Working in a global industry means communicating daily with individuals across borders, oceans and continents. It also includes traveling far distances to establish and further develop business relationships. We live in a culturally diverse world, where one of the keys to international business success is knowledge of the impact of cultural differences.
Bridging the culture gap can be challenging, but if you make a small effort to obtain a greater understanding of others’ background and social norms it will be highly appreciated and it will make your business relationships more positive and successful.
Let’s visit the world’s continents, and see what you might want to avoid doing when dealing with or visiting a respective country:
In Western cultures, people are taught to look people in the eyes at all times; averting the eyes often signifies a lack of sincerity or confidence. In Japan on the other hand, constant eye contact is considered rude or even aggressive.
Business cards should be accepted with both hands as a sign of deference.In Indonesia it is considered extremely rude to point with the forefinger. It is especially rude if the pointing is towards a person. When pointing the Indonesian uses his thumb.
In Thailand it is considered rude to cross your legs in company and to point your toes at another person. The feet, as the lowest part of the body, are given the lowest esteem and pointing a toe is demeaning to the person at whom the foot is pointed.
In the Philippines if someone is buying you a meal, the invitee orders first. The invited should order items equal to or below the cost of the invitee’s meal.
In China It is considered polite to decline a gift when it is first offered and the giver is expected to offer it multiple times. Also gifts are generally not opened in the giver’s presence.
In China and other Asian countries, it is considered impolite for a person to pour their own drink. Generally an individual will offer to pour a companion’s drink and the companion, in return will pour the individual’s drink.
In Bangladesh, the “Thumbs Up” gesture is considered an offensive insult.
Tipping is considered rude and is never done in Japan.
In German business dealings, moving your chair closer to the host is considered an insult.
In Russia prolonged direct eye contact may be considered aggressive or as invitation to more intimate relationships (especially with the opposite sex), so it should be avoided in business relationships.
In France, assuming that people speak English without inquiry may be found unpleasant; being able to greet in French and ask whether the Frenchman speaks English is highly appreciated.
Silence is golden throughout most of Scandinavia. Do not feel the need to fill any silence with conversation. Silence is often used as thinking time and the prelude to what will be said next.
In many European countries, punctuality is essential and any possible late arrival should be communicated in advance.
When doing business in the Middle East, handshakes are always used and can last a long time. Islamic etiquette recommends that one waits for the other to withdraw their hand first before doing the same. Always use the right hand. Do not be surprised if your hand is held while you are led somewhere.
In most Arab countries, it is considered polite and a sign of friendship to hold hands when walking. This does not have the romantic connotations it does in the West.

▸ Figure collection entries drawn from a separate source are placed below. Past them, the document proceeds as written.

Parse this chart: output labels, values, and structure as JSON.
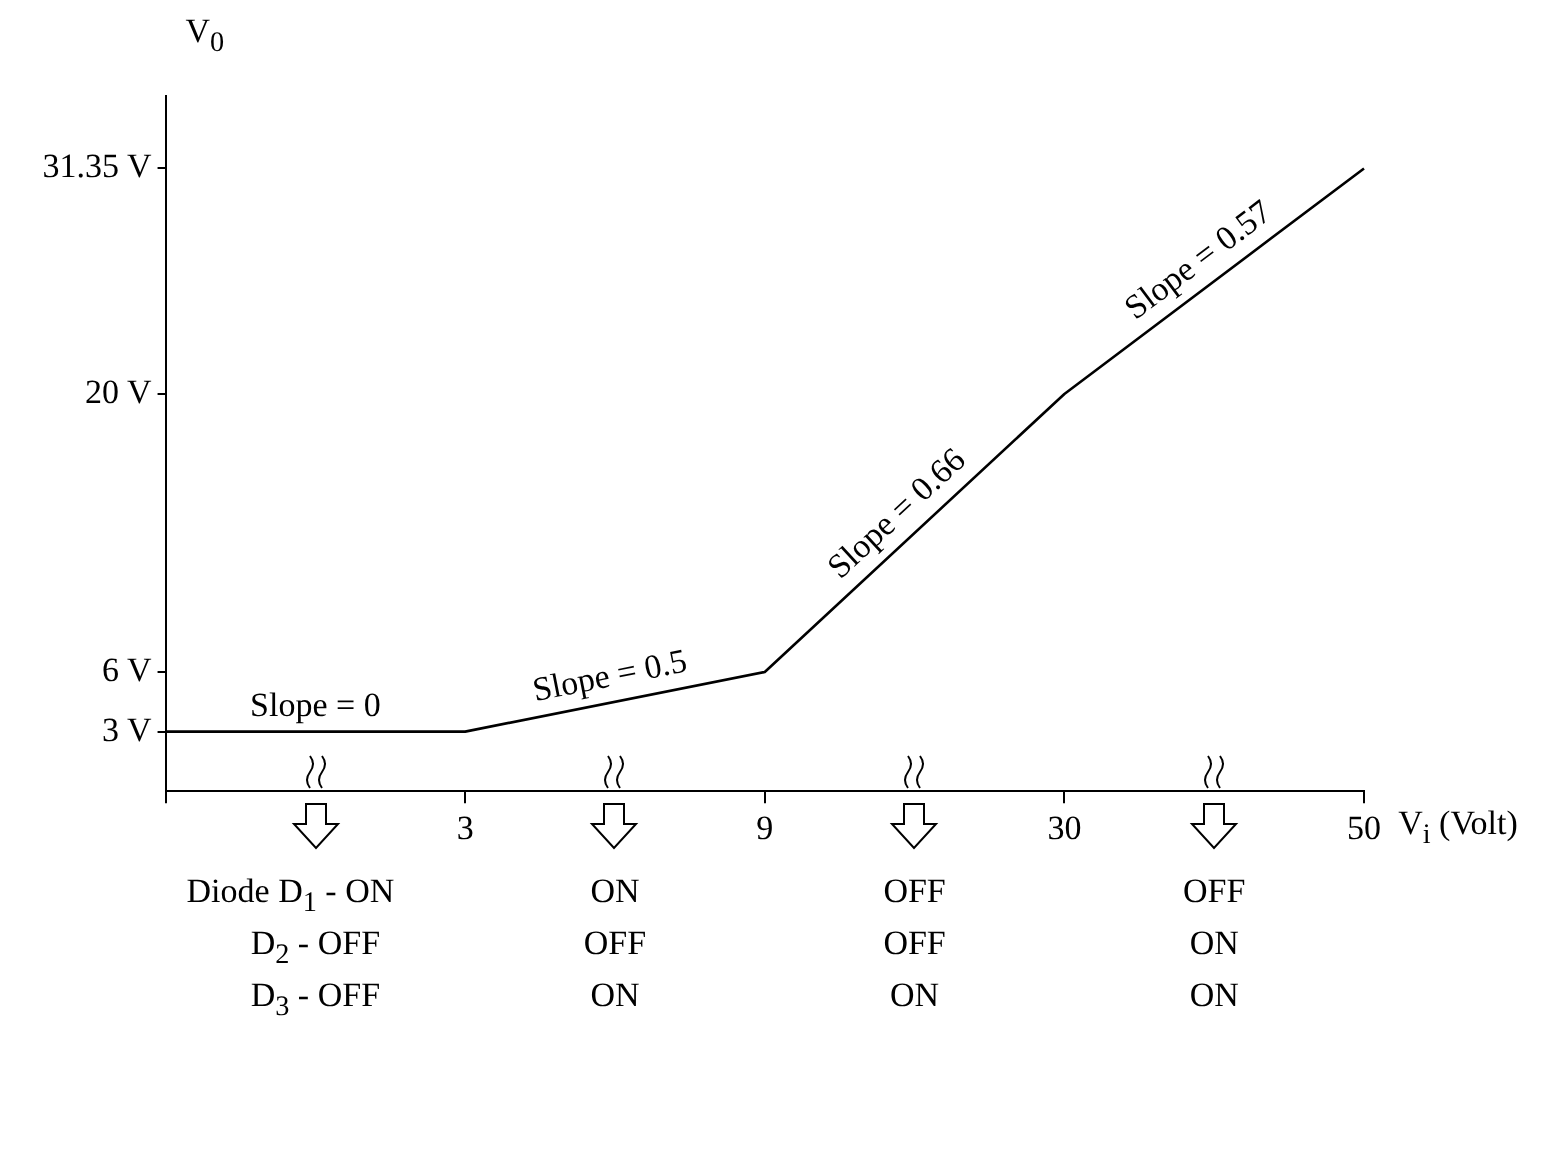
{
  "chart_data": {
    "type": "line",
    "xlabel": "V$_{i}$ (Volt)",
    "ylabel": "V$_{0}$",
    "categories": [
      null,
      "3",
      "9",
      "30",
      "50"
    ],
    "series": [
      {
        "color": "#000000",
        "values": [
          3,
          3,
          6,
          20,
          31.35
        ]
      }
    ],
    "ylim": [
      0,
      35
    ],
    "yticks": [
      {
        "value": 3,
        "label": "3 V"
      },
      {
        "value": 6,
        "label": "6 V"
      },
      {
        "value": 20,
        "label": "20 V"
      },
      {
        "value": 31.35,
        "label": "31.35 V"
      }
    ],
    "grid": false,
    "legend": false,
    "marker": "none",
    "line_style": "solid",
    "annotations": [
      "Slope = 0",
      "Slope = 0.5",
      "Slope = 0.66",
      "Slope = 0.57",
      "Diode D$_{1}$ - ON",
      "D$_{2}$ - OFF",
      "D$_{3}$ - OFF",
      "ON",
      "OFF",
      "ON",
      "OFF",
      "OFF",
      "ON",
      "OFF",
      "ON",
      "ON"
    ]
  }
}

The Middle Eastern culture places more value on someone’s word as opposed to a written agreement. A person’s word is connected to their honour.
Meetings should not be made too far in advance as changes in personal circumstances may impact your appointment. Once an appointment has been made, confirm it verbally with the person you will meet a few days before. Punctuality is expected of foreigners.
In Arab countries displaying the soles of one’s feet or touching somebody with one’s shoes is considered rude.
In Iraq the “Thumbs Up” gesture is considered an offensive insult.
When visiting someone’s home in Canada, the serving of coffee at the end of an evening is a signal that it is time for vsisitors to prepare to leave.
In the US it is considered impolite not to cover your mouth and nose when sneezing or coughing. When someone else sneezes, it is customary to say “Bless you”. If someone says “Bless you” to you, it is customary to reply with “Thank you.”
In the US, one should address those significantly older than them as Mr., Sir, Mrs., Ma’am, Ms. or Miss. For example, it may be considered rude to address someone by their first name unless they have invited you to do so. In a professional setting this especially applies, however many people will ask you to refer to them by their last name.
South Americans like to talk in close proximity to each other. North Americans, and others, may see this as an invasion of personal space.
In many parts of Africa there is a cultural tendency toward a more relaxed attitude to time and punctuality.
In the cultures of sub-Saharan Africa, direct and frank communication is not the norm in most parts of the region as most Africans are uncomfortable with blunt statements.
In Ghana, asking a person to a social event implies that the person offering the invite will be paying for everything. Inviting a person out and then expecting them to pay for their own drinks or food is considered extremely rude.
In South Africa it is the custom to look someone in the eye whenever touching glasses for a toast. Varying superstitious results can follow should you not do so.
In Australia when riding alone in a taxi, it is considered polite to sit in the front passenger seat next to the driver.
Australians are known to use informal language, and therefore may refer to some foreigners as “mate” instead of using more respectful titles. An example of this is the former Prime Minister of Australia, John Howard, thanking the head of the United Nations for his support in the East Timor Crisis in year 2000, with the phrase: “I owe you a beer”.